What a strange process: The light and shade of a cheekbone, a book spine, a shoelace taken in by the eye to spark the brain. One spark then another, like a game of telephone down to the wrist and index finger. And from that mix of muscle memory and new muscle knowledge flows the ink. Then the ink sits in its own line of light and shade on a flat piece of paper.
By the time I finished high school, I knew I wanted to be a writer, maybe a photographer too. Every other creative expression I tried along the way was set aside because I wasn’t as good at them and therefore didn’t need them. I’d dabbled in all sorts of things: half-hearted piano, disillusioned acting, bad singing and bad guitar and that one really bad night of really bad drumming. There’d been a single two-hour dance class that left me immobile from unprecedented exertion and stacks of canvases and sketchbooks that got shoved to the back of a closet at the age of nineteen.
Fuck it. I didn’t need that stuff anyway. I had language.
I still have language. And I still enjoy taking photos. But if it’s more about the process than the product maybe I need a bit of that other stuff too. If it’s more about seeing than making, if it’s more about playing, then why dismiss all those other vocabularies?
The drawings I’ve been doing these last few days look a lot like the ones I did as a teen, minus the hormonal angst and weepy desperation. I fill each flimsy note card with a drawing from a photo or something within my line of sight. I’m not bothering yet with feats of imagination. That will come later, maybe, once I draw more elbows and noses and once I learn something, anything, about shading and proportion and foreshortening.
Or maybe I wont bother with any of that. Because I’ve been here before. I start to think I need a class, a special space, a mentor to teach me the grammar of these languages. Not necessarily. Not if it’s an excuse.
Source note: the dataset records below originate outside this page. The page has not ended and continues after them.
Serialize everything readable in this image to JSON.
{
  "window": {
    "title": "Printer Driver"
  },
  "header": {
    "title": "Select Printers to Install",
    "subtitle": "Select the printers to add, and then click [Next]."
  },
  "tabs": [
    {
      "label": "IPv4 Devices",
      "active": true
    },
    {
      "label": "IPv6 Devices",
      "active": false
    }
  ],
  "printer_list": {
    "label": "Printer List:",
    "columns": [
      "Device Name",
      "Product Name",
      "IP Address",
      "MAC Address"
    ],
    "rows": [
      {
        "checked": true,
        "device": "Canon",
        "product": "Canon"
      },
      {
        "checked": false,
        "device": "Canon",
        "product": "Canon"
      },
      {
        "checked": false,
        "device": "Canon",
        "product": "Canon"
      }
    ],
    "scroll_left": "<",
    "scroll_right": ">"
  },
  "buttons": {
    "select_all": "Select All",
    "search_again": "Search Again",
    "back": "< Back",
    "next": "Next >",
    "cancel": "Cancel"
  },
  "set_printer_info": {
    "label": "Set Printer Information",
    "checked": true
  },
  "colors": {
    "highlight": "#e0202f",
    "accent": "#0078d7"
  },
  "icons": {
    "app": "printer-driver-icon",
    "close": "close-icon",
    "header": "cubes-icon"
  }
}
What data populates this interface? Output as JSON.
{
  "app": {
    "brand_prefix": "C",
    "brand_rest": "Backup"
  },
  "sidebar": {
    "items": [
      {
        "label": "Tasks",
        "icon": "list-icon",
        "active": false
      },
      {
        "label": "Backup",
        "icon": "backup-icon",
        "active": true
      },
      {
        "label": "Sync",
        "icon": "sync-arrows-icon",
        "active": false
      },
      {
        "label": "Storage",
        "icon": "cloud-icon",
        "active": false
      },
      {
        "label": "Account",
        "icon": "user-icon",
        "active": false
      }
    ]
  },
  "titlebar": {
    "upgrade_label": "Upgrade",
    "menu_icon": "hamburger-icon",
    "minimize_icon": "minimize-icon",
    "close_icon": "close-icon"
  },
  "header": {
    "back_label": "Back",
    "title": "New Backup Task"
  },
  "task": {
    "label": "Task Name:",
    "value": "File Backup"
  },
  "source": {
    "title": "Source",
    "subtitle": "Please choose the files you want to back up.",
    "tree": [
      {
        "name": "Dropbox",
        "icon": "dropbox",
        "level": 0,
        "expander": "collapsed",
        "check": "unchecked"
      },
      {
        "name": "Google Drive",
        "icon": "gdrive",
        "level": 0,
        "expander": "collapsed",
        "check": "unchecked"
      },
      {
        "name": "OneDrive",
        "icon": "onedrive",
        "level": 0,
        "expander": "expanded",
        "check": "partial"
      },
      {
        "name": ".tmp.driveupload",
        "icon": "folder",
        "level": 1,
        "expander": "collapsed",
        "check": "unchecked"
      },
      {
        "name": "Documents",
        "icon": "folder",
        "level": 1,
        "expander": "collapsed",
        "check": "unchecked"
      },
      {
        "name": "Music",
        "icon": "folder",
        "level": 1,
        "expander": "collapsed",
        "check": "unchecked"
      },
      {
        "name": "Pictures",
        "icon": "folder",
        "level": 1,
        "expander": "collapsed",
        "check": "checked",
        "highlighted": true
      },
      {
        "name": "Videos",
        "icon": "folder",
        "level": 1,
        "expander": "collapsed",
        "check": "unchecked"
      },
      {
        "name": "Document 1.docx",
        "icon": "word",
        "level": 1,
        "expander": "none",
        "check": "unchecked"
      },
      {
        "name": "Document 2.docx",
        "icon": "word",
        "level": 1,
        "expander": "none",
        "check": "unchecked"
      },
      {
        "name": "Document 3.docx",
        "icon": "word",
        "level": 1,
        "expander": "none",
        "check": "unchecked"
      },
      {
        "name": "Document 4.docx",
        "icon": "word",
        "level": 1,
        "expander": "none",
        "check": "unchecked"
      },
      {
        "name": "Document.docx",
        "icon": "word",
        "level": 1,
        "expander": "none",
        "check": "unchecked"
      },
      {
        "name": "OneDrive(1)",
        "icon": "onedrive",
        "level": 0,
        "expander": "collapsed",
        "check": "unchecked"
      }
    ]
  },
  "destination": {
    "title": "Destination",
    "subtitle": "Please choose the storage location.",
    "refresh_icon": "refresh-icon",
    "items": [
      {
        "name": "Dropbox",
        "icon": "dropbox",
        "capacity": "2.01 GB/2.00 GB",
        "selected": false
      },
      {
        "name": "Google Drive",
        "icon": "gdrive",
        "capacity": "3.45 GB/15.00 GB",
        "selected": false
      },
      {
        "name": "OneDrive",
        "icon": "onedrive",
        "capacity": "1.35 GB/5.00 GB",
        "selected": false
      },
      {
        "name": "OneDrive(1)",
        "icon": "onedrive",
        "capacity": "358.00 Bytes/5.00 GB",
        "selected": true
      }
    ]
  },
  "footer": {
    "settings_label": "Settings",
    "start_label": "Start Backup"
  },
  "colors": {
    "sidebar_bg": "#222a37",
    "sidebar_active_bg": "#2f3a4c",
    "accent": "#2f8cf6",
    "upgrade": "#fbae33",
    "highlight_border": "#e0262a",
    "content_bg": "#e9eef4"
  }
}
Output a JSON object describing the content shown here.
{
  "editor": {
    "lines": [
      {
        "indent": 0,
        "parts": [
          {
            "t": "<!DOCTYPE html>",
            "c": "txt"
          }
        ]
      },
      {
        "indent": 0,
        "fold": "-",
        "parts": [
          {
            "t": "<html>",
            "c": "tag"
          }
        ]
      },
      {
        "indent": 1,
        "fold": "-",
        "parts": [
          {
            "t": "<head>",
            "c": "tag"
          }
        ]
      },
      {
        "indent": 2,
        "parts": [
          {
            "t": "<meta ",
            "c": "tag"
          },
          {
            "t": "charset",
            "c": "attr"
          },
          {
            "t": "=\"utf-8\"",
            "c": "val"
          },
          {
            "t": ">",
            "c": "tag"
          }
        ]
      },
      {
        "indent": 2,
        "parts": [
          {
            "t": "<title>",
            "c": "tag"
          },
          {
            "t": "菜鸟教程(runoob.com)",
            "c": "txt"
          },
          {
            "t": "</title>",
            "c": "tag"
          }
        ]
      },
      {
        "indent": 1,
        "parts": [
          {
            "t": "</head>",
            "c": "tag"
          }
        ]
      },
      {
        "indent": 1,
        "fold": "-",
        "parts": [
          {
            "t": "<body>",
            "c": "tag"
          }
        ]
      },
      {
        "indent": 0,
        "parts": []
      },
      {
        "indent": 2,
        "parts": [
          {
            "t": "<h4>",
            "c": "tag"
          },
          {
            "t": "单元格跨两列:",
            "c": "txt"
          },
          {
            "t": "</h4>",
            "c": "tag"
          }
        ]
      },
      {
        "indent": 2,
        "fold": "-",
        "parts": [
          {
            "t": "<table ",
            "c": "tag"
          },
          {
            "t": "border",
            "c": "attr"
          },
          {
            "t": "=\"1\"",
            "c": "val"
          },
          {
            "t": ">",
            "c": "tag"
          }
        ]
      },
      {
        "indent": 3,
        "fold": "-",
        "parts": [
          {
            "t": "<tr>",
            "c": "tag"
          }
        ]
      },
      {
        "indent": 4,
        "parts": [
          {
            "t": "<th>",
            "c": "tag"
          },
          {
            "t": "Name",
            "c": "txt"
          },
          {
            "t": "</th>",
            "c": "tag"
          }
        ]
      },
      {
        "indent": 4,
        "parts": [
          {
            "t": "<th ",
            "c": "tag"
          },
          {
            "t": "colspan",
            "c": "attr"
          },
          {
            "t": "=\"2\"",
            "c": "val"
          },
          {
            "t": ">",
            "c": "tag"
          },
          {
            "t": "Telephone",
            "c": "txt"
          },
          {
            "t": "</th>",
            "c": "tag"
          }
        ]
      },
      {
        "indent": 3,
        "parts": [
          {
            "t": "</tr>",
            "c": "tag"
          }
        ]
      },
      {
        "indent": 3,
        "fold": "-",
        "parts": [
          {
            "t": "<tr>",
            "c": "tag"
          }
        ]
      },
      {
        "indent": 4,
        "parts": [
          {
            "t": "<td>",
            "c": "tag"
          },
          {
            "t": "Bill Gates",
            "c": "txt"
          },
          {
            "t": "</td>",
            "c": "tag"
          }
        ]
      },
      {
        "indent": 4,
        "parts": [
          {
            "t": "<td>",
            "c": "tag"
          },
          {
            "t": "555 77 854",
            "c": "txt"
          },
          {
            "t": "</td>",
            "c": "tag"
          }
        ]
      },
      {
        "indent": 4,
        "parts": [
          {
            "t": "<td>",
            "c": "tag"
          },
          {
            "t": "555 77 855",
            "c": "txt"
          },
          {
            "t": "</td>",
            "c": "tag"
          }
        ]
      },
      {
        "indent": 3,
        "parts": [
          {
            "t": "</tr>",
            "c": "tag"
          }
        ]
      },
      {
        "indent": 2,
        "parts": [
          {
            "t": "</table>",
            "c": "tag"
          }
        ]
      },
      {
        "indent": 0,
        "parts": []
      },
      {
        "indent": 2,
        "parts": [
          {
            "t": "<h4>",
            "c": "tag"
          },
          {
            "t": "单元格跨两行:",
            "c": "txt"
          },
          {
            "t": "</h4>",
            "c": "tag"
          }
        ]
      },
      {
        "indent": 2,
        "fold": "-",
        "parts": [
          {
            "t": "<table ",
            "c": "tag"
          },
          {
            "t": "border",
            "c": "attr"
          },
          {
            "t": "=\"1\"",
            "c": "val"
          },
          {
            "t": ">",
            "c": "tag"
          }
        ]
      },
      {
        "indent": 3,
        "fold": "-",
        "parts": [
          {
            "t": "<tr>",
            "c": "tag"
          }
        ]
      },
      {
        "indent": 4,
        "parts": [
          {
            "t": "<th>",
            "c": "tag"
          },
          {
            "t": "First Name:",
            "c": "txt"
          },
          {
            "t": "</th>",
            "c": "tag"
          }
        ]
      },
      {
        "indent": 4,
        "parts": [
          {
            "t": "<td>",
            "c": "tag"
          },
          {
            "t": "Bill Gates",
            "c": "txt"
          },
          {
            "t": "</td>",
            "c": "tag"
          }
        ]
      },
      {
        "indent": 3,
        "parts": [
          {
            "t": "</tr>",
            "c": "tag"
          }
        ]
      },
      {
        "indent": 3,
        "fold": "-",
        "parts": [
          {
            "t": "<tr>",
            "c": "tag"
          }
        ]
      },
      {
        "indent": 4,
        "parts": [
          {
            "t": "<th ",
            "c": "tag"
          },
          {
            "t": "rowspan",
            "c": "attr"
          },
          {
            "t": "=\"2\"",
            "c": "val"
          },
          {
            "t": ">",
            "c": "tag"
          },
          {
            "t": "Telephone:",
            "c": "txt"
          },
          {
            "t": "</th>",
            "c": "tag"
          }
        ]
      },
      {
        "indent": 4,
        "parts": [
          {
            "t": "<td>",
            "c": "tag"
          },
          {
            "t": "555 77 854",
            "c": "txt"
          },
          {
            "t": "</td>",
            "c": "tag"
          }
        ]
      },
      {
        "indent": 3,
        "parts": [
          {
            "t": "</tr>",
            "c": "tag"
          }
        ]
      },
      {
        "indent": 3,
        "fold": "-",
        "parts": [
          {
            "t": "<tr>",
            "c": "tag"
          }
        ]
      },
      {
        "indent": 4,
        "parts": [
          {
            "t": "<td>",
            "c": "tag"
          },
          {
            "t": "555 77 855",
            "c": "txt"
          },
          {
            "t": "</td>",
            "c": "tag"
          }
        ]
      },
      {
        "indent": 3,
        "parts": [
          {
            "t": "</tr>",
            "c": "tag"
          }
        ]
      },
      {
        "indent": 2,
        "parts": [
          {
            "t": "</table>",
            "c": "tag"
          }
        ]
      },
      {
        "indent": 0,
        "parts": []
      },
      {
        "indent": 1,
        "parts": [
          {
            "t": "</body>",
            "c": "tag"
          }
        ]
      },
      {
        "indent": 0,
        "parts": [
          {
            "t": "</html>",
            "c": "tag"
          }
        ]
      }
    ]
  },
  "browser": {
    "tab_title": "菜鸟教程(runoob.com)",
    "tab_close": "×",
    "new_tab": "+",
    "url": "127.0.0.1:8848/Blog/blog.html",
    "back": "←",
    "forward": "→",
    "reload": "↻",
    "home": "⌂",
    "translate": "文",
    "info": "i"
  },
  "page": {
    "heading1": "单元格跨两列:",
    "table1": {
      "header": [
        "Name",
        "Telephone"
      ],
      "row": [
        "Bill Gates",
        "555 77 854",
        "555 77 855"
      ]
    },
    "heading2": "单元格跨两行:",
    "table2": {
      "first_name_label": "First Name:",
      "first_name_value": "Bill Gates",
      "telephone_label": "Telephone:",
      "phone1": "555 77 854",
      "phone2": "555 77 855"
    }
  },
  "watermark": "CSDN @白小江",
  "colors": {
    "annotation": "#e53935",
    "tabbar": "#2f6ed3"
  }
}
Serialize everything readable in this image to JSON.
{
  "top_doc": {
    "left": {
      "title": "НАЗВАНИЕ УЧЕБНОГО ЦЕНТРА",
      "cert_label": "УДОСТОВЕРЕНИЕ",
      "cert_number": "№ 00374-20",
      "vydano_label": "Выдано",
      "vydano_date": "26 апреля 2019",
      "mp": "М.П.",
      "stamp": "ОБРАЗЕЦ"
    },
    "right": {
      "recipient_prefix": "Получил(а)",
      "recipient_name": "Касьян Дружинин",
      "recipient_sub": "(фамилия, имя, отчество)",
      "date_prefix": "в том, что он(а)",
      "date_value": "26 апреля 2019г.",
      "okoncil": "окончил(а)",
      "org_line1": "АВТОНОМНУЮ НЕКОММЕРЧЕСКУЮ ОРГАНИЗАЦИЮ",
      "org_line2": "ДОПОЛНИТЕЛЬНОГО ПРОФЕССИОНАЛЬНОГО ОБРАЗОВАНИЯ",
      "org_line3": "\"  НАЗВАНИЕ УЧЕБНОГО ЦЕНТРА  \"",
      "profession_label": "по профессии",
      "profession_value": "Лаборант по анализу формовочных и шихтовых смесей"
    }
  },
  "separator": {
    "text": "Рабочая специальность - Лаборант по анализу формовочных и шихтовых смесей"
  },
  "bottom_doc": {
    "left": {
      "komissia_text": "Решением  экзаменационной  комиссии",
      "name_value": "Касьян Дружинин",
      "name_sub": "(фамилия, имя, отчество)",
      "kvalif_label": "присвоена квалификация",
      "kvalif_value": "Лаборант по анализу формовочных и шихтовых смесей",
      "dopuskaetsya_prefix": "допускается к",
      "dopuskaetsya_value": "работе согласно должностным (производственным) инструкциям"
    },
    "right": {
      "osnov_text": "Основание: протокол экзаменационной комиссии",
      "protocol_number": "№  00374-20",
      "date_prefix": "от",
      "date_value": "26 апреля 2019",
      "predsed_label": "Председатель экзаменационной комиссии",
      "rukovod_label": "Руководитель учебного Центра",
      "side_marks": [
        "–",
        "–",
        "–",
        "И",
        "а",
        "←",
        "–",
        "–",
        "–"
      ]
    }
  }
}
So maybe I’ll just enjoy the weirdness of object to eye to brain to hand to pen to paper. And I’ll do it only as long as it’s fun. And when I’m done with ink, I’ll find paint. Or I’ll make a dance the exact length of time it takes for the espresso to bubble up through the moka pot. Or I’ll sit down behind the drum kit in the basement and make some fantastic noise, just me and the washing machine.